Of the collection’s eleven stories, the first fits in a realistic mode, but the rest bend the rules of everyday experiences. An elderly grandmother floats in a corner. A woman discovers that the private memories of her dead mother have been posted on Facebook. Another woman discovers that she is dreaming other people’s dreams. The stories are nightmarish, full of people struggling fruitlessly in bad jobs, strained relationships, and inexplicable circumstances.
Navarro’s characters experience fear, regret, and anxiety about a world that’s slipping out of control. Those who attempt to change, or even understand, their environments come to bad ends. In “Rabbit Island,” a man combats squawking birds by introducing rabbits onto an island, with horrifying results. In “Paris Périphérie,” a woman searches for an administrative office, but finds that landmarks and streets shift around her.

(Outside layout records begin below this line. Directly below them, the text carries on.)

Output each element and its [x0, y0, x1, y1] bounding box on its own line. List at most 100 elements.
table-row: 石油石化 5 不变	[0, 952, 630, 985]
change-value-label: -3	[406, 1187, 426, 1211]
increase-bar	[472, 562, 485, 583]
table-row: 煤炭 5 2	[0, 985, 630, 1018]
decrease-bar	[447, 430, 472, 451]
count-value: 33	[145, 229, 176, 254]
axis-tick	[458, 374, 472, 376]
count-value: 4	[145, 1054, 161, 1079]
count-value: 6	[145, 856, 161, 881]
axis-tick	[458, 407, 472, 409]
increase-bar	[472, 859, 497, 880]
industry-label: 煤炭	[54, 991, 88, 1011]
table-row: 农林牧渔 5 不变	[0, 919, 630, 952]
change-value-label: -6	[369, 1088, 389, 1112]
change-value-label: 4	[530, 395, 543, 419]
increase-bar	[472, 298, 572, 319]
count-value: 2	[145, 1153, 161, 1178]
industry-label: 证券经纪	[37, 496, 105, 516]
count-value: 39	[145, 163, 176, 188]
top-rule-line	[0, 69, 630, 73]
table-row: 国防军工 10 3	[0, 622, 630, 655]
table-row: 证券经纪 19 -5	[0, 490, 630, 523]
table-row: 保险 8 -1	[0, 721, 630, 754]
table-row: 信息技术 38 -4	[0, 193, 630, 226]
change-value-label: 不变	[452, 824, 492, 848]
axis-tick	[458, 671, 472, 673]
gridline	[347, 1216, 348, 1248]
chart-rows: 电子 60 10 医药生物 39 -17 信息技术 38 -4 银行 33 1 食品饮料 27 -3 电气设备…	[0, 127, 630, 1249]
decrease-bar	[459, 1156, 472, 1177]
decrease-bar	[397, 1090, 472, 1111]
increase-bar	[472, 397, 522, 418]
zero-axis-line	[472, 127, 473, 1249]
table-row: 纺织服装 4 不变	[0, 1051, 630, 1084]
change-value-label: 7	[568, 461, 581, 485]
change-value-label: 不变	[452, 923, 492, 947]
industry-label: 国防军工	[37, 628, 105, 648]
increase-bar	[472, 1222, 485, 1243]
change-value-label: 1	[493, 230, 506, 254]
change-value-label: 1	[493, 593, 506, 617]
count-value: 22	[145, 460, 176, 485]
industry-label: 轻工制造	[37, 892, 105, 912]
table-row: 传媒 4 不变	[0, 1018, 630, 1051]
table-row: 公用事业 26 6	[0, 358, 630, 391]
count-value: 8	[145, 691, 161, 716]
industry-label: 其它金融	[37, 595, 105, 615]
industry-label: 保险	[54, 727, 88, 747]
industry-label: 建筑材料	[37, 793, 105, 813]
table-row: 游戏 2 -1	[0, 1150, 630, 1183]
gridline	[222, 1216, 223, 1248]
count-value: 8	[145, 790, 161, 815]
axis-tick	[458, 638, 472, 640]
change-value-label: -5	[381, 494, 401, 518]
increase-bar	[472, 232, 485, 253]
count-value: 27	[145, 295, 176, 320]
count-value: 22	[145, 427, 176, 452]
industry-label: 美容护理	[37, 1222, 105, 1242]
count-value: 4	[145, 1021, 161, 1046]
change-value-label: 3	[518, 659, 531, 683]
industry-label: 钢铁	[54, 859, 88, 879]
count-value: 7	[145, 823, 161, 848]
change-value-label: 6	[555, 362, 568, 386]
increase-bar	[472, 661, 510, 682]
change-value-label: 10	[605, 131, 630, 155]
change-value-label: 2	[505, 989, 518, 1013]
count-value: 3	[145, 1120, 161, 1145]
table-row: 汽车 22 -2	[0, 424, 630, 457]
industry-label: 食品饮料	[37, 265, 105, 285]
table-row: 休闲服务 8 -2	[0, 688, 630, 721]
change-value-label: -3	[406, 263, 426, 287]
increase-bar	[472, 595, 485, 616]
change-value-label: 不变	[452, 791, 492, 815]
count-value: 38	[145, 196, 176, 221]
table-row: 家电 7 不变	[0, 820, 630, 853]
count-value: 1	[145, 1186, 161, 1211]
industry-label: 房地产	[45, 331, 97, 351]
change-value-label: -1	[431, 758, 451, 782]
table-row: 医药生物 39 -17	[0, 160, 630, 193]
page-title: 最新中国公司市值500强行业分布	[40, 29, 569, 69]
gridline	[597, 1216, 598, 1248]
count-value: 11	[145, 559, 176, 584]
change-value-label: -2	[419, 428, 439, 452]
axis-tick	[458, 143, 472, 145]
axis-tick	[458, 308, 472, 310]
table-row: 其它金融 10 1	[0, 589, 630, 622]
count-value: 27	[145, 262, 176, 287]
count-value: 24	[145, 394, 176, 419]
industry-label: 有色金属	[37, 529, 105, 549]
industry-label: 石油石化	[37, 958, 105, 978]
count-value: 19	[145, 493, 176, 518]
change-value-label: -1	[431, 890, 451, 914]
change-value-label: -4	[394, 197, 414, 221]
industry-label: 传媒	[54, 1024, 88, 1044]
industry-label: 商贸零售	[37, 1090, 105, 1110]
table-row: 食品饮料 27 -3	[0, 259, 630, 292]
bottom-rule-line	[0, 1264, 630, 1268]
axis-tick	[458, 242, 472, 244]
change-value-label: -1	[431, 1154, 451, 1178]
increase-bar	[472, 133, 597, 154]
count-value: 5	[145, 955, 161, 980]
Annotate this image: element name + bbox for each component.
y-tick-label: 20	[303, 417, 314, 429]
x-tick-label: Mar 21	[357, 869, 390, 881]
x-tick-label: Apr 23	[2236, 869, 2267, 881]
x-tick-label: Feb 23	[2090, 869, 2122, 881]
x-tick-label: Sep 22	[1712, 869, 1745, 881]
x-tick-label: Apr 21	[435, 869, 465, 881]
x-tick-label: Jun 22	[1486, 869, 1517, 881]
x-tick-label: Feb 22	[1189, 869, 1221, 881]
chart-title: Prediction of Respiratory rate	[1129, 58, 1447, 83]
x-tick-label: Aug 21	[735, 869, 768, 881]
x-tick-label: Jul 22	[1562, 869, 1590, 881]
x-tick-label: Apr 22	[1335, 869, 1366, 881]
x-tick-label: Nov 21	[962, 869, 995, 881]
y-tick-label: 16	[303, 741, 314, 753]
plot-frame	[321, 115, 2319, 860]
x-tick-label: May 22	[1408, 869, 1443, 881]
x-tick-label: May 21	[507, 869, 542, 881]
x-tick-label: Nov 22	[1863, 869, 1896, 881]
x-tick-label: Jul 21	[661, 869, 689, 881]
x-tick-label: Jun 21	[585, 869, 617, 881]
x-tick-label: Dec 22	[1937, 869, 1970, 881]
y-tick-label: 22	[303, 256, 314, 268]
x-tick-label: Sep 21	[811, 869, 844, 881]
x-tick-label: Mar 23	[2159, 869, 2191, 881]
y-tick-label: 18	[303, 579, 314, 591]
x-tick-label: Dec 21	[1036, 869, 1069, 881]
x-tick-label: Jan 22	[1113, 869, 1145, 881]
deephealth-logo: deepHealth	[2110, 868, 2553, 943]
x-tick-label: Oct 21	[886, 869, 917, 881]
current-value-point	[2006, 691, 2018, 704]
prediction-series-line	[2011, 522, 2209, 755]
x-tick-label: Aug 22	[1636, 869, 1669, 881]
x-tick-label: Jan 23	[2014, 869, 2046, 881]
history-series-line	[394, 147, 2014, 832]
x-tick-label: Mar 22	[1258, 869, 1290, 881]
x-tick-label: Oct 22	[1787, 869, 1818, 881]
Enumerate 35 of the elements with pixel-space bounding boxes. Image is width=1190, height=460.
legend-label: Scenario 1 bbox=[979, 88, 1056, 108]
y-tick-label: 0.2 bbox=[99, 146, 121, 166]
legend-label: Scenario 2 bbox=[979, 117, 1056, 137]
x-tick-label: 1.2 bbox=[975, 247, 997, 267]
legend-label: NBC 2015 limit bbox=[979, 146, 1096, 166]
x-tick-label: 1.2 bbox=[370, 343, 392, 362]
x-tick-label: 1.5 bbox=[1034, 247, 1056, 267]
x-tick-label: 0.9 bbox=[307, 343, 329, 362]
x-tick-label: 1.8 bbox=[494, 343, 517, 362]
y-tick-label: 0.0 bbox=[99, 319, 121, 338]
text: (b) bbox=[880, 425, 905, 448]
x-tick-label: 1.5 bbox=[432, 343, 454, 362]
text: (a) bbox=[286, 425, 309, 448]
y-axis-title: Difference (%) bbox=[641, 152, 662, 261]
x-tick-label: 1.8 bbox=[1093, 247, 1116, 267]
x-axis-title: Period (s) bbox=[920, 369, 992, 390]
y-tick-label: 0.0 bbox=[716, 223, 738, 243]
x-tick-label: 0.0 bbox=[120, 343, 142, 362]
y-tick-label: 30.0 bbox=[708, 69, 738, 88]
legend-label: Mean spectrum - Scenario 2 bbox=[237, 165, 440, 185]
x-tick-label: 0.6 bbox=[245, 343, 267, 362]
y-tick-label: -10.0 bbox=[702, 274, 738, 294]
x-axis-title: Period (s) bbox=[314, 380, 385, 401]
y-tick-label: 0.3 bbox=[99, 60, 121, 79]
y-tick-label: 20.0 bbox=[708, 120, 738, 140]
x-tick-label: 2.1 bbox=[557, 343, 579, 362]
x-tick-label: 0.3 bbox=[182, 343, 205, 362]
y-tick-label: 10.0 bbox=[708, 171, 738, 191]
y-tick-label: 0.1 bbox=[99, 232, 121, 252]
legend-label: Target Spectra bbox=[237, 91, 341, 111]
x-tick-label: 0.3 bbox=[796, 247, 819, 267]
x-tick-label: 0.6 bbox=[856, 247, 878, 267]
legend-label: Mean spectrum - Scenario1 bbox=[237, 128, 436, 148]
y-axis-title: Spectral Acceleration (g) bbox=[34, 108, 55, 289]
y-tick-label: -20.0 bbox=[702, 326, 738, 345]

Unreliable, decaying bodies are a frequent theme. In “Strychnine,” a writer begins to turn into a wild animal as a paw grows from her ear. Elsewhere, a vacationing man finds that his gums are dangerously, grotesquely infected. These bizarre, disturbing circumstances are described in vibrant detail. Settings—graveyards, dingy hotels, neglected city streets—are evoked in lively, precise language. Short, declarative sentences that come one after another make the unbelievable seem real. As befits the book’s mood, Navarro resists easy endings, often leaving her characters still struggling, or even in more precarious positions than where they began.
Full of colorful, precise descriptions and sharp insights into the mind and body, Elvira Navarro’s story collection Rabbit Island is inventive and atmospheric, arising where the everyday world ends and dreams begin.